Suppose that $M$ is an oriented manifold with boundary. Consider an embedding $i: M \rightarrow M$. What is the possible topology of $M \smallsetminus i(M)$? More precisely, are there examples of $M$ and a collection of $i_k: M \rightarrow M$ such that $M \smallsetminus i_k(M)$ have different homology/Betti numbers?
For example, if $M^n = B^n \cup H^3$, where $H^3$ is a 3-handle, then we can write $M = ((B^n \cup H^3) \cup H^4) \cup H^3$, where $H^4$ cancels $H^3$ so that $(B^n \cup H^3) \cup H^4= B^n$. Then $H_k(M, i(M))$ is non-zero for $k = 3, 4$.

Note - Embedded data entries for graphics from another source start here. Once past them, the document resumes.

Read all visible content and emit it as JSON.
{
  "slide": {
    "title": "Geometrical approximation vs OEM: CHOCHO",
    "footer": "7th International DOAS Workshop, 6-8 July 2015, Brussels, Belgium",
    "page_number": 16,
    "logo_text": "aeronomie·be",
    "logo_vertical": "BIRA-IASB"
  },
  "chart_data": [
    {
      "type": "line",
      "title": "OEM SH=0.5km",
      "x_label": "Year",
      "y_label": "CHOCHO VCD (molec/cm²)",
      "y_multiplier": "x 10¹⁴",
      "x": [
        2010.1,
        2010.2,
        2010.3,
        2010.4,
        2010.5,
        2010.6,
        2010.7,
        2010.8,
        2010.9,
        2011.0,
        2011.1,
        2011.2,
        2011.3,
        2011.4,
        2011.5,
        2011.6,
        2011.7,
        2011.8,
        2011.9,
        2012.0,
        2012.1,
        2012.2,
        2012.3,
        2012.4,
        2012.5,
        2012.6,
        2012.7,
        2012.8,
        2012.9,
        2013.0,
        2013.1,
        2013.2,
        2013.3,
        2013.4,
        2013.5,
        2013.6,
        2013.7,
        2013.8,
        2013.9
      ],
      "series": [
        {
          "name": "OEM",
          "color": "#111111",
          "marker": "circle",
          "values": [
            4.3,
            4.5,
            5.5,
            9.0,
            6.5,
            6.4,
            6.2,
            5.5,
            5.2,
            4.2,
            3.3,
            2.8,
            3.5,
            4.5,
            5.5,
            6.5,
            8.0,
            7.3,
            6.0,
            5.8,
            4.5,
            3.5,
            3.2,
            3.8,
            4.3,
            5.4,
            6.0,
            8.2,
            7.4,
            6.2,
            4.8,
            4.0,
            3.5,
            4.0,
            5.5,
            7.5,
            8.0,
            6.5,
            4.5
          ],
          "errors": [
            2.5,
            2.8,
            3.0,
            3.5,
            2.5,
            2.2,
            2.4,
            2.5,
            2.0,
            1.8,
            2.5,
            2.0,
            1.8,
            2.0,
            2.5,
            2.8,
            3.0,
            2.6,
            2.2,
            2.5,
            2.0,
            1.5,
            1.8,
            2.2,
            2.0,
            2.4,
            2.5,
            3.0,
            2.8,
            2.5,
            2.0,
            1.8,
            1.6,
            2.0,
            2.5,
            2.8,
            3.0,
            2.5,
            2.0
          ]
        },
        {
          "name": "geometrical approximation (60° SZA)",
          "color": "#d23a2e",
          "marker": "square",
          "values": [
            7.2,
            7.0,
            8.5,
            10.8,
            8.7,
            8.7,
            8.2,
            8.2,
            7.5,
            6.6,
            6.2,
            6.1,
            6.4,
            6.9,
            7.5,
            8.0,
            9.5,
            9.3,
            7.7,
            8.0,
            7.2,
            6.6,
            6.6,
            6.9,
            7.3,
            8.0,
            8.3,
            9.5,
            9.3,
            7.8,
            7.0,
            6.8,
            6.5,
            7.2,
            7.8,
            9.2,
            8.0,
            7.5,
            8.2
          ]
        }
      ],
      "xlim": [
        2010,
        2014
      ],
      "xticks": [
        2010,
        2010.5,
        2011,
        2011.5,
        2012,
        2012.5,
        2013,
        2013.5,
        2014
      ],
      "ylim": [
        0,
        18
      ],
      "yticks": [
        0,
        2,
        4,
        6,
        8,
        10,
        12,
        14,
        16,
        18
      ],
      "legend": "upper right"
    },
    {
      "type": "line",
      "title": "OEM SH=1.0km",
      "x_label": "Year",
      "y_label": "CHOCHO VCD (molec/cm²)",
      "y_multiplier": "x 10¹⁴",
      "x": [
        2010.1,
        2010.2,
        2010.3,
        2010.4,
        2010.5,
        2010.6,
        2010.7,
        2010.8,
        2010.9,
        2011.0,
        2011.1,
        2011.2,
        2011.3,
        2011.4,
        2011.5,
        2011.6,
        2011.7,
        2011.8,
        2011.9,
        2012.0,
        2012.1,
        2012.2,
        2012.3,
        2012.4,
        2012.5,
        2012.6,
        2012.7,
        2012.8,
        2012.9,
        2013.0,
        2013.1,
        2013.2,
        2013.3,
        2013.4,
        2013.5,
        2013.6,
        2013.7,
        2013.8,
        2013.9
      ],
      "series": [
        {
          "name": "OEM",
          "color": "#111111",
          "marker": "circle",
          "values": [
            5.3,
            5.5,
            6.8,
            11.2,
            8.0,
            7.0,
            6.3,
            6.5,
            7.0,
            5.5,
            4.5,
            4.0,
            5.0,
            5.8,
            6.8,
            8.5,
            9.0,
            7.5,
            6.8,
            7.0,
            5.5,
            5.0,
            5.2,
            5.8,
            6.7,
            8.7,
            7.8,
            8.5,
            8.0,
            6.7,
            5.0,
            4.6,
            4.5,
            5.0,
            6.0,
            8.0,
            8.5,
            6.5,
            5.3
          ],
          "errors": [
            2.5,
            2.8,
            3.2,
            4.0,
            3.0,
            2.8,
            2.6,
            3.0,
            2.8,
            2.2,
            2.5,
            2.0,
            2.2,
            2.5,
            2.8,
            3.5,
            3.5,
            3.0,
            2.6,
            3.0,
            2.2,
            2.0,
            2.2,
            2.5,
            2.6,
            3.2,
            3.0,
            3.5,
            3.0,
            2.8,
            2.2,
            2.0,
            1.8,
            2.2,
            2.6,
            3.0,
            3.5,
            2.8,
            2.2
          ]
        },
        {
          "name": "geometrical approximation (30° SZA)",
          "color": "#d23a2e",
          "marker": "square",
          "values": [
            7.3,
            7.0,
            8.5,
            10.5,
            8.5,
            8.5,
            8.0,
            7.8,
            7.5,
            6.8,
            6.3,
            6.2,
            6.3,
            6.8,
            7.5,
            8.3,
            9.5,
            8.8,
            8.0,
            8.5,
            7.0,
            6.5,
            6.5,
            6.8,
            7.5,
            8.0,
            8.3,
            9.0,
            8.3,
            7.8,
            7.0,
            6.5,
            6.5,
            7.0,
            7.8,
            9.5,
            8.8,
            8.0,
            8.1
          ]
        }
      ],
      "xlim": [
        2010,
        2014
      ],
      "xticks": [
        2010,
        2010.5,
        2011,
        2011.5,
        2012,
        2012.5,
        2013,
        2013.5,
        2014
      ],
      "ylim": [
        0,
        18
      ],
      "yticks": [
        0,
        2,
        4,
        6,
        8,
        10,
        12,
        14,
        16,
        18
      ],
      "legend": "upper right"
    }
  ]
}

Note that if $M$ is closed and $i$ is an embedding, then $i$ must be a diffeomorphism so only the case when $M$ has boundary is interesting.
After thinking about this problem a bit more, I think $\dim H(M \setminus i(M)) = \dim H(\partial M)$. Indeed if $M\backslash i(M)$ is a trivial cobordism, then this is true. Maybe even $H(M \setminus i(M)) \cong H(\partial M)$ is true. However, $H(M, i(M)) \ne 0$ in general.